Fine afternoon, old passenger!
Happy to meet you in these places
Where January brings few faces.”

And as I brought to mind the poet’s lines, I forgot to shiver, and quite warmed up again to the idea of flowers, especially as one of the boys just then brought up a spray of green holly with a burning red berry on it!

We were tacking again to get back on our course, and had got into the edge of the swamp among the pines when the boy with the shovel began to study the ground and the trees with a searching eye, moving forward and back as if trying to find the location of something.

“Here it is,” he said, and set in digging through the snow at the foot of a big pine. I knew what he was after. It was gold thread, and here was the only spot, in all the woods about, where we had ever found it—a spot not larger than the top of a dining-room table.

Soon we had a fistful of the delicate plants with their evergreen leaflets and long, golden thread-like roots, that mixed with the red and green of the partridge berry in a finger-bowl makes a cheerful little winter bouquet. And here with the gold thread, about the butt of the pine, was the partridge berry, too, the dainty vines strung with the beads which seemed to burn holes in the snow that had covered and banked the tiny fires.

For this is all that the ice and snow had done. The winter had come with wind enough to blow out every flame in the maple tops, and with snow enough to smother every little fire in the peat bogs of the swamp; but peat fires are hard to put out, and here and everywhere the winter had only banked the fires of summer. Dig down through the snow ashes anywhere and the smouldering fires of life burst into blaze.

But the boy with the axe had gone on ahead. And we were off again after him, stopping to get a great armful of black alder branches that were literally aflame with red berries.

We were climbing a piny knoll when almost at our feet, jumping us nearly out of our skins, and warming the very roots of our hair, was a burrrr—burrrr—burrrr—burrrr—four big partridges—as if four big snow mines had exploded under us, hurling bunches of brown on graceful scaling wings over the dip of the hills!

On we went up over the knoll and down into a low bog where, in the summer, we gather high-bush blueberries, the boy with the axe leading the way and going straight across the ice toward the middle of the bog.

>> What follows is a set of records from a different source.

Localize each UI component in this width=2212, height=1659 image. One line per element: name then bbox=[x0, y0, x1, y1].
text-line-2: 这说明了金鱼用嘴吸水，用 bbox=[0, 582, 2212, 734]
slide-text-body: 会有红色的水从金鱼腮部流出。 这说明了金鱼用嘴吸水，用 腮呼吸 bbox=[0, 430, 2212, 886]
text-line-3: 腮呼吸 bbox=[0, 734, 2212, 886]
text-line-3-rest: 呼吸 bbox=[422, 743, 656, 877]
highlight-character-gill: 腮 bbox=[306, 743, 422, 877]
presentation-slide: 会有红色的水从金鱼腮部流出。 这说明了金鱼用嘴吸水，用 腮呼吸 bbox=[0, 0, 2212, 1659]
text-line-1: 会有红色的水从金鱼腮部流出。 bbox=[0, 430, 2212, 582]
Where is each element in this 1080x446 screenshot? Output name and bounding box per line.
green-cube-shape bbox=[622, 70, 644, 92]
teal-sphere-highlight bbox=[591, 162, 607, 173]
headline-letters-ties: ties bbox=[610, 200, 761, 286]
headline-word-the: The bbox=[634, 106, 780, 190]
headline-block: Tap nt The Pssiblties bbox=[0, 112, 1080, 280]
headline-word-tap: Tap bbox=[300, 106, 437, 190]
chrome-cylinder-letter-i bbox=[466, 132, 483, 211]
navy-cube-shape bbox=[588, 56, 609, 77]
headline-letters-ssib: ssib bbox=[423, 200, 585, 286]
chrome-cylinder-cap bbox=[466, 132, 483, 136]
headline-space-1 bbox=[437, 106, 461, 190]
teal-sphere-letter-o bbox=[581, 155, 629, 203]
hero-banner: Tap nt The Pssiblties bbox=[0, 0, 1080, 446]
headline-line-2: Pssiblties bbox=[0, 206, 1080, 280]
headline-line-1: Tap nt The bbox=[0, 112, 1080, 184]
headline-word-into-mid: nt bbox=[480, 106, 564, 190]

My eye was keen for signs, and soon I saw he was heading for a sweet-pepper bush with a broken branch. My eye took in another bush off a little to the right with a broken branch. The boy with the axe walked up to the broken sweet-pepper bush and drew a line on the ice between it and the bush off on the right, pacing along this line till he got the middle; then he started at right angles from it and paced off a line to a clump of cat-tails sticking up through the ice of the flooded bog. Halfway back on this line he stopped, threw off his coat and began to chop a hole about two feet square in the ice. Removing the block while I looked on, he rolled up his sleeve and reached down the length of his arm through the icy water.